Les T-shirts d’une campagne féministe britannique sont fabriqués sur l’île Maurice par des ouvrières sous-payées. Shocking, ou tristement banal ?
La semaine dernière, le Premier ministre britannique David Cameron se trouvait sous le feu des critiques pour avoir refusé de porter un T-shirt féministe (Voir : « Féministe » : magazine de mode contre Premier ministre). Mais aujourd’hui, retour de bâton. C’est la campagne féministe elle-même qui est contestée. En cause : les conditions de misère dans lesquelles ce T-shirt est fabriqué.
Le 1er novembre, dans une enquête accablante, le tabloïd Mail on Sunday écrivait que ces T-shirts sont confectionnés sur l’île Maurice par des femmes qui logent à 16 dans des dortoirs et gagnent 80 centimes d’euros de l’heure, en travaillant 45 heures par semaine pour « le quart du salaire mensuel moyen ».

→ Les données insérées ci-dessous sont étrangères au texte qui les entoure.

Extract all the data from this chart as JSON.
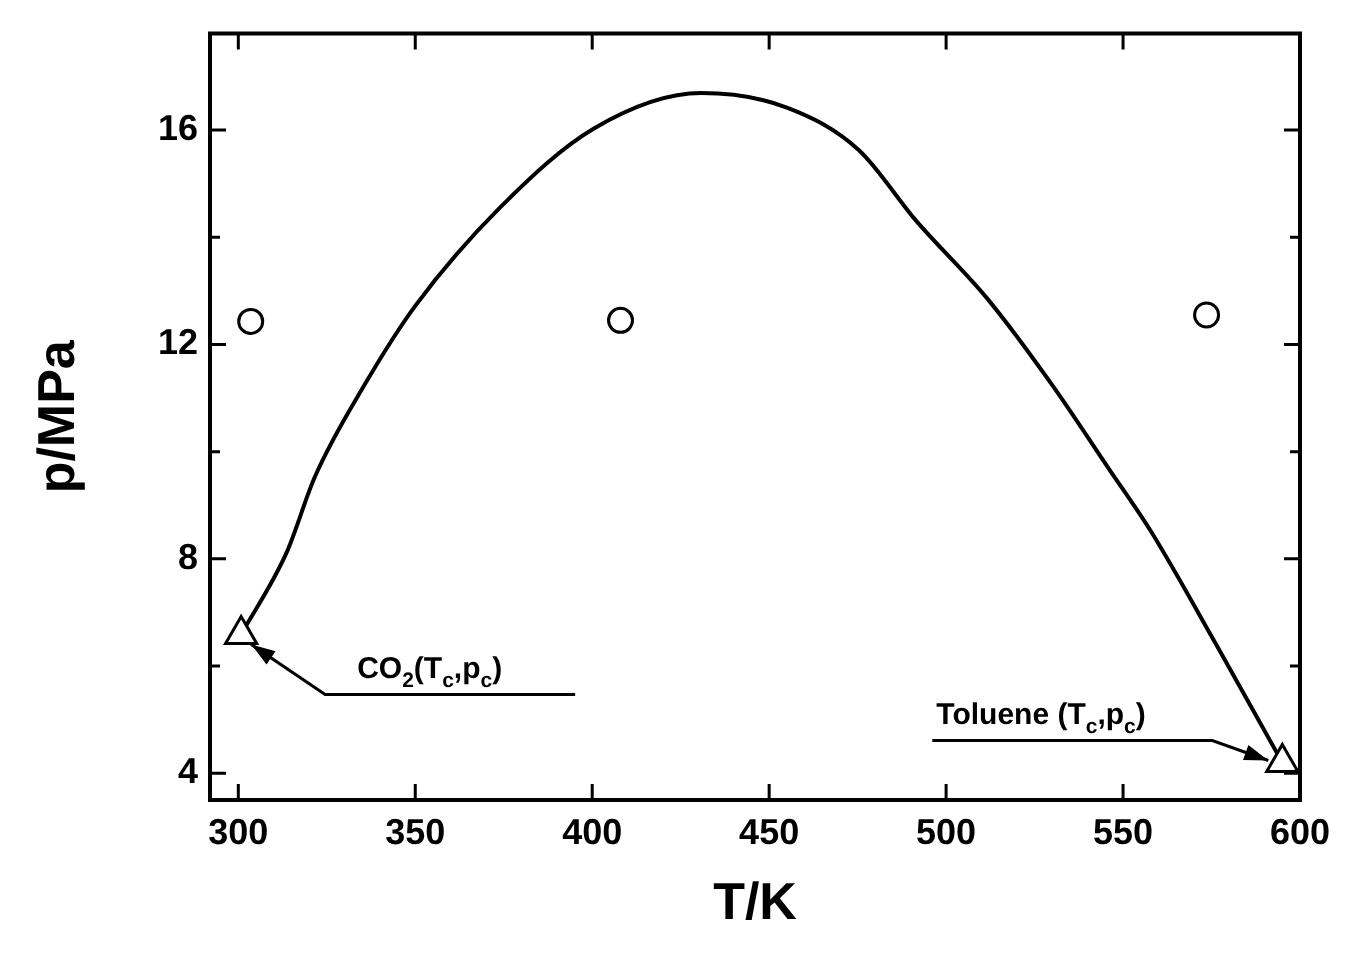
{
  "chart_data": {
    "type": "scatter",
    "xlabel": "T/K",
    "ylabel": "p/MPa",
    "xlim": [
      292,
      600
    ],
    "ylim": [
      3.5,
      17.8
    ],
    "xticks": [
      300,
      350,
      400,
      450,
      500,
      550,
      600
    ],
    "yticks": [
      4,
      8,
      12,
      16
    ],
    "grid": false,
    "legend": false,
    "series": [
      {
        "type": "line",
        "color": "#000000",
        "marker": "none",
        "x": [
          300.8,
          313.6,
          321.7,
          335.8,
          350,
          374.2,
          400.5,
          430.8,
          455,
          475.3,
          491.5,
          511.7,
          529.8,
          546,
          558,
          576.4,
          595
        ],
        "values": [
          6.59,
          8.11,
          9.54,
          11.26,
          12.72,
          14.57,
          16.03,
          16.69,
          16.42,
          15.63,
          14.31,
          12.85,
          11.26,
          9.68,
          8.5,
          6.39,
          4.2
        ]
      },
      {
        "color": "#000000",
        "marker": "circle",
        "x": [
          303.5,
          408,
          573.6
        ],
        "values": [
          12.43,
          12.45,
          12.55
        ]
      },
      {
        "color": "#000000",
        "marker": "triangle",
        "x": [
          300.8,
          595
        ],
        "values": [
          6.59,
          4.2
        ]
      }
    ],
    "annotations": [
      {
        "text": "CO$_{2}$(T$_{c}$,p$_{c}$)",
        "x": 300.8,
        "y": 6.59
      },
      {
        "text": "Toluene (T$_{c}$,p$_{c}$)",
        "x": 595,
        "y": 4.2
      }
    ]
  }
}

Ces T-shirts (ainsi que des pulls) affichant le slogan « This is what a feminist looks like » (« Voilà à quoi ressemble un.e féministe ») sont vendus au profit de l’association féministe Fawcett Society, dans le cadre d’une campagne menée avec le magazine ELLE UK. Ils sont produits par la marque de vêtements Whistles. La Fawcett Society, avait déjà dû justifier son choix de s’associer à une magazine féminin, « qui véhicule des idéaux de beauté restrictifs ». Voici une raison de plus de le regretter.
Ethique en question
Dans un communiqué, l’association se dit « peinée » par ces informations. Elle assure qu’elle avait reçu de Whistles, à l’origine, la garantie que les vêtements étaient fabriqués dans des conditions éthiques, et sur place, au Royaume-Uni. Mais une fois les premiers T-shirts livrés en octobre, premier accroc : la Fawcett Society s’est aperçue qu’ils étaient en fait fabriqués sur l’île Maurice. Elle dit avoir déjà, à cette occasion, demandé des comptes à Whistles. Cette dernière a garanti que le fabricant mauricien, CMT, répondait à tous les critères éthiques et environnementaux. « Devant ces assurances, et le fait que la totalité des T-shirts et des pulls étaient déjà produits, nous avons décidé de poursuivre notre collaboration », explique Eva Neitzert, vice-présidente de l’association.
Mais devant ces nouvelles révélations, la Fawcett Society indique sa volonté d’enquêter sur les éléments avancés par le Mail on Sunday. Et « s’il apparaît une preuve concrète et vérifiable de mauvaises conditions de travail dans l’usine, nous demanderons à Whistles de retirer immédiatement la collection et verserons une partie des profits à une association de lutte pour le commerce éthique », assure Eva Neitzert.
La société Whistles, sur sa page Facebook, se dit de son côté « choquée par les allégations » du journal, qu’elle juge « très graves » et sur lesquelles elle assure « enquêter de façon urgente ».
Sans doute pas pire qu’ailleurs… c’est bien le scandale
Ce qui choque surtout ici, c’est l’association entre le message féministe et les conditions dans lesquelles ce message est produit, par des femmes qui plus est. Car dans le fond, les conditions de travail que dénonce le Mail on Sunday apparaissent malheureusement conformes aux standards internationaux dans le secteur, et même sans doute meilleures que dans la plupart des pays asiatiques. « Tous les jours nous portons des vêtements produits par des travailleuses exploitées », fait ainsi remarquer Lucy Siegle dans The Guardian.
La semaine de 45 heures n’a rien d’exceptionnel dans les usines de confection en Afrique ou en Asie. Ce que gagnent les employées de CMT, environ 150 euros par mois (6000 roupies mauriciennes), c’est le salaire moyen des employées du textile sur l’île Maurice, où le secteur représente près du tiers des exportations.
Il est, de fait, deux fois et demi moindre que le salaire minimum, toujours inexistant dans l’île, que réclament les syndicats. Mais des salaires et des conditions de travail déplorables, c’est une situation globale que connaît le secteur du textile, féminisé à plus de 80%, donc déclassé. Le drame du Rana Plaza, au Bangladesh, est encore dans les esprits. Au Cambodge aussi, les « forçats du textile » se battent pour des salaires décents. Et même l’Europe n’échappe pas à cette situation (Voir : Textile et dépendance : en Europe aussi, les femmes au bout de la chaîne).